The project relies heavily the College’s new 400-MHz nuclear magnetic resonance (NMR) spectrometer.
“Knowing that sugars react differently can tell you a lot about what sugars to put into your product to get whatever flavor you desire,” said Lee.
He added that the highlight of the project was the growth he experienced as a researcher.
“When I was getting results where nothing was reacting significantly, we were able to design a different method of obtaining the data so we could find some results,” he said. “I learned a lot about running and analyzing NMR, as well as being able to learn a new method of statistical analysis in PCA (principal component analysis). And I gained valuable experience working on my own in the lab.”
Accelerating their future
Paul Bloom, associate professor of physics, brought several physics majors with him to work at Fermi Accelerator Laboratory in Batavia, Ill.
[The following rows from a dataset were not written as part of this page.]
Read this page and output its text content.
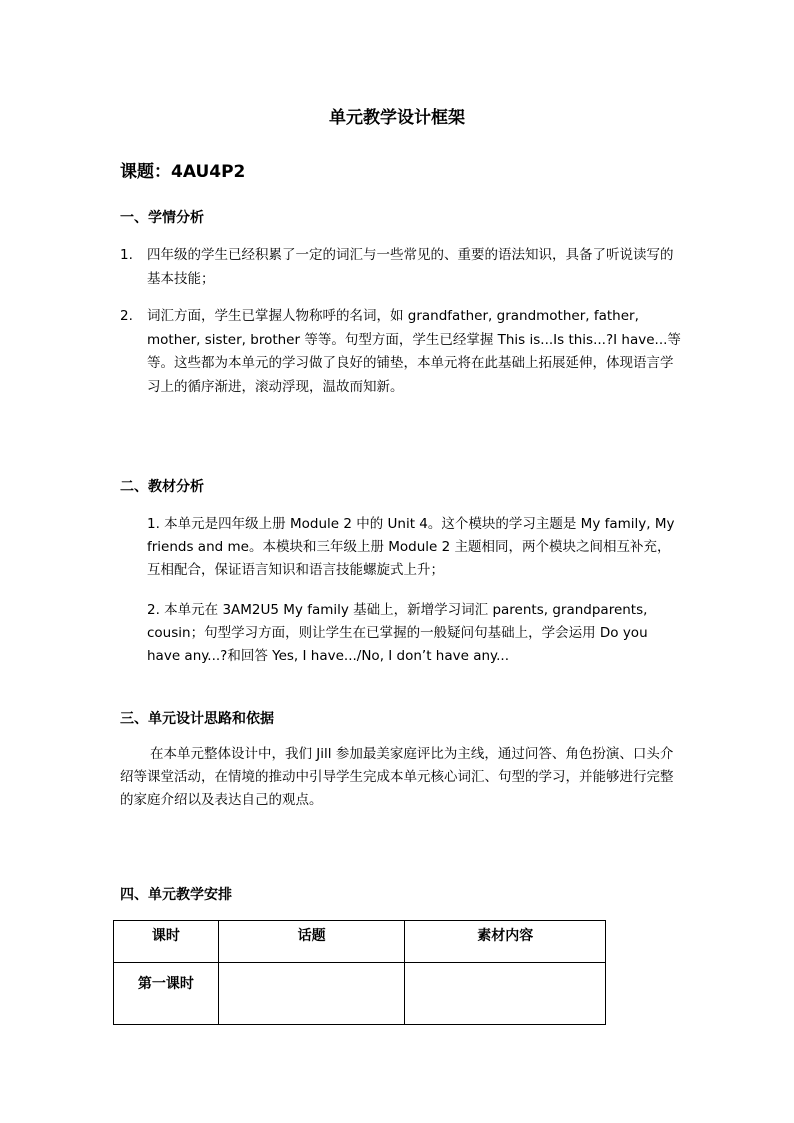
单元教学设计框架
课题：4AU4P2
一、学情分析
1.	四年级的学生已经积累了一定的词汇与一些常见的、重要的语法知识，具备了听说读写的基本技能；
2.	词汇方面，学生已掌握人物称呼的名词，如 grandfather, grandmother, father, mother, sister, brother 等等。句型方面，学生已经掌握 This is...Is this...?I have...等等。这些都为本单元的学习做了良好的铺垫，本单元将在此基础上拓展延伸，体现语言学习上的循序渐进，滚动浮现，温故而知新。
二、教材分析
1. 本单元是四年级上册 Module 2 中的 Unit 4。这个模块的学习主题是 My family, My friends and me。本模块和三年级上册 Module 2 主题相同，两个模块之间相互补充，互相配合，保证语言知识和语言技能螺旋式上升；
2. 本单元在 3AM2U5 My family 基础上，新增学习词汇 parents, grandparents, cousin；句型学习方面，则让学生在已掌握的一般疑问句基础上，学会运用 Do you have any...?和回答 Yes, I have.../No, I don’t have any...
三、单元设计思路和依据
在本单元整体设计中，我们 Jill 参加最美家庭评比为主线，通过问答、角色扮演、口头介绍等课堂活动，在情境的推动中引导学生完成本单元核心词汇、句型的学习，并能够进行完整的家庭介绍以及表达自己的观点。
四、单元教学安排
课时	话题	素材内容
第一课时		
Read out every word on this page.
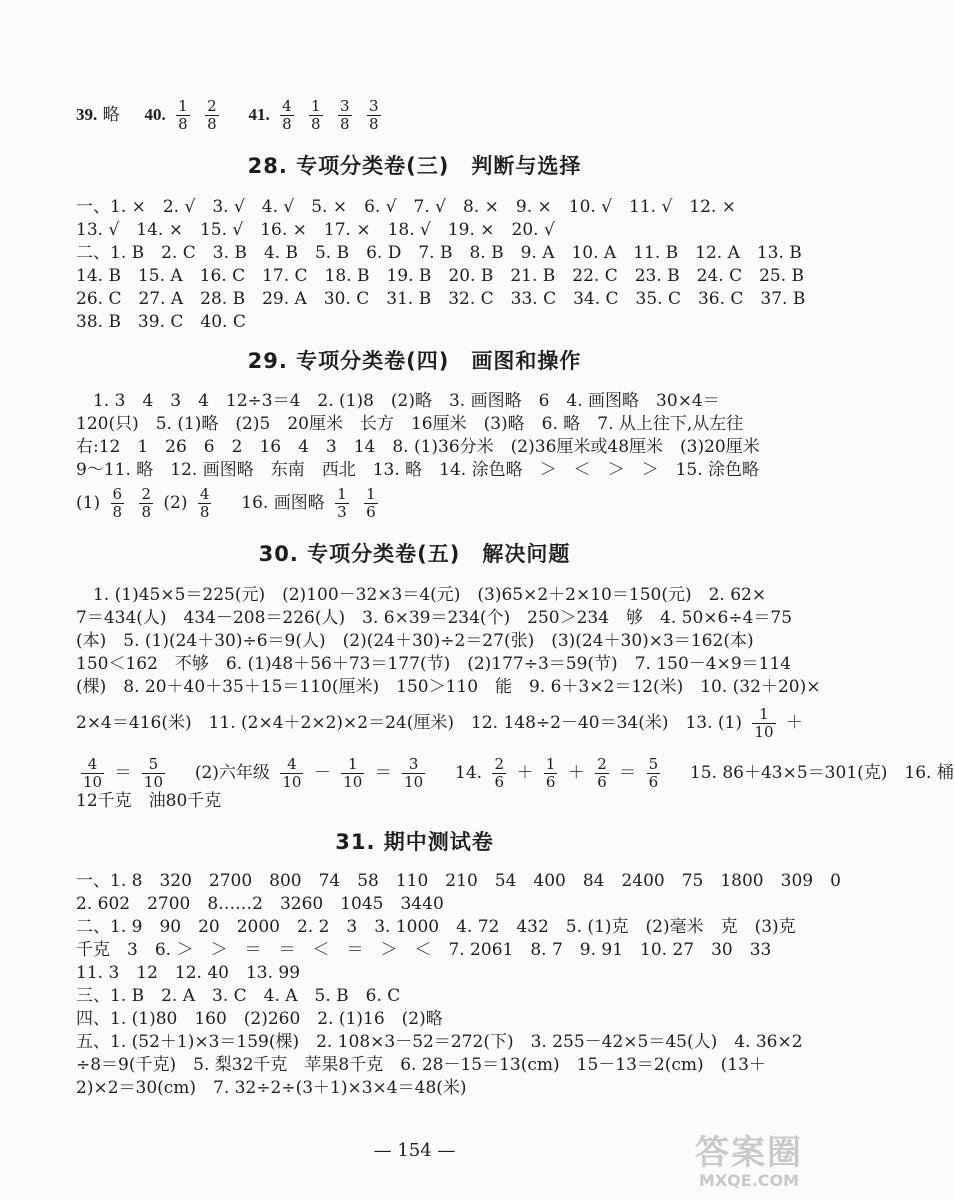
39. 略 40. $\frac{1}{8}$
$\frac{2}{8} 41$. $\frac{4}{8}$
$\frac{1}{8}$
$\frac{3}{8}$
$\frac{3}{8}$
28. 专项分类卷(三)　判断与选择
一、1. ×　2. √　3. √　4. √　5. ×　6. √　7. √　8. ×　9. ×　10. √　11. √　12. ×
13. √　14. ×　15. √　16. ×　17. ×　18. √　19. ×　20. √
二、1. B　2. C　3. B　4. B　5. B　6. D　7. B　8. B　9. A　10. A　11. B　12. A　13. B
14. B　15. A　16. C　17. C　18. B　19. B　20. B　21. B　22. C　23. B　24. C　25. B
26. C　27. A　28. B　29. A　30. C　31. B　32. C　33. C　34. C　35. C　36. C　37. B
38. B　39. C　40. C
29. 专项分类卷(四)　画图和操作
　1. 3　4　3　4　12÷3＝4　2. (1)8　(2)略　3. 画图略　6　4. 画图略　30×4＝
120(只)　5. (1)略　(2)5　20厘米　长方　16厘米　(3)略　6. 略　7. 从上往下,从左往
右:12　1　26　6　2　16　4　3　14　8. (1)36分米　(2)36厘米或48厘米　(3)20厘米
9～11. 略　12. 画图略　东南　西北　13. 略　14. 涂色略　＞　＜　＞　＞　15. 涂色略
$(1) \frac{6}{8}$
$\frac{2}{8} (2) \frac{4}{8} 16$. 画图略 $\frac{1}{3}$
$\frac{1}{6}$
30. 专项分类卷(五)　解决问题
　1. (1)45×5＝225(元)　(2)100－32×3＝4(元)　(3)65×2＋2×10＝150(元)　2. 62×
7＝434(人)　434－208＝226(人)　3. 6×39＝234(个)　250＞234　够　4. 50×6÷4＝75
(本)　5. (1)(24＋30)÷6＝9(人)　(2)(24＋30)÷2＝27(张)　(3)(24＋30)×3＝162(本)
150＜162　不够　6. (1)48＋56＋73＝177(节)　(2)177÷3＝59(节)　7. 150－4×9＝114
(棵)　8. 20＋40＋35＋15＝110(厘米)　150＞110　能　9. 6＋3×2＝12(米)　10. (32＋20)×
2×4＝416(米)　11. (2×4＋2×2)×2＝24(厘米)　12. 148÷2－40＝34(米)　13. $(1) \frac{1}{10}$ ＋
$\frac{4}{10} = \frac{5}{10} (2)$六年级 $\frac{4}{10} - \frac{1}{10} = \frac{3}{10} 14$. $\frac{2}{6} + \frac{1}{6} + \frac{2}{6} = \frac{5}{6} 15$. 86＋43×5＝301(克)　16. 桶
12千克　油80千克
31. 期中测试卷
一、1. 8　320　2700　800　74　58　110　210　54　400　84　2400　75　1800　309　0
2. 602　2700　8……2　3260　1045　3440
二、1. 9　90　20　2000　2. 2　3　3. 1000　4. 72　432　5. (1)克　(2)毫米　克　(3)克
千克　3　6. ＞　＞　＝　＝　＜　＝　＞　＜　7. 2061　8. 7　9. 91　10. 27　30　33
11. 3　12　12. 40　13. 99
三、1. B　2. A　3. C　4. A　5. B　6. C
四、1. (1)80　160　(2)260　2. (1)16　(2)略
五、1. (52＋1)×3＝159(棵)　2. 108×3－52＝272(下)　3. 255－42×5＝45(人)　4. 36×2
÷8＝9(千克)　5. 梨32千克　苹果8千克　6. 28－15＝13(cm)　15－13＝2(cm)　(13＋
2)×2＝30(cm)　7. 32÷2÷(3＋1)×3×4＝48(米)
— 154 —	答案圈
MXQE.COM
At the poster presentation, Violet Shamo ’19 (photo, below) and Tyler Weitzel ’19 (photo) presented their work on the g-2 (pronounced “g minus two”) experiment, which measures the magnetic properties of a subatomic particle called the muon.
“This will help us determine if our understanding of the fundamental interactions of the particle are complete or if we are missing something, implying the existence of new particles or interactions we don't yet know about,” said Bloom.
Shamo and Weitzel particularly enjoyed working closely with Bloom while being given room to address the project in their own way.
“You can always ask him questions, but he’s very good about giving you a project and letting you find out the best way to do it,” Shamo said.
“He definitely let us have our own approach; but if we were ever stuck, he was there to help,” Weitzel added.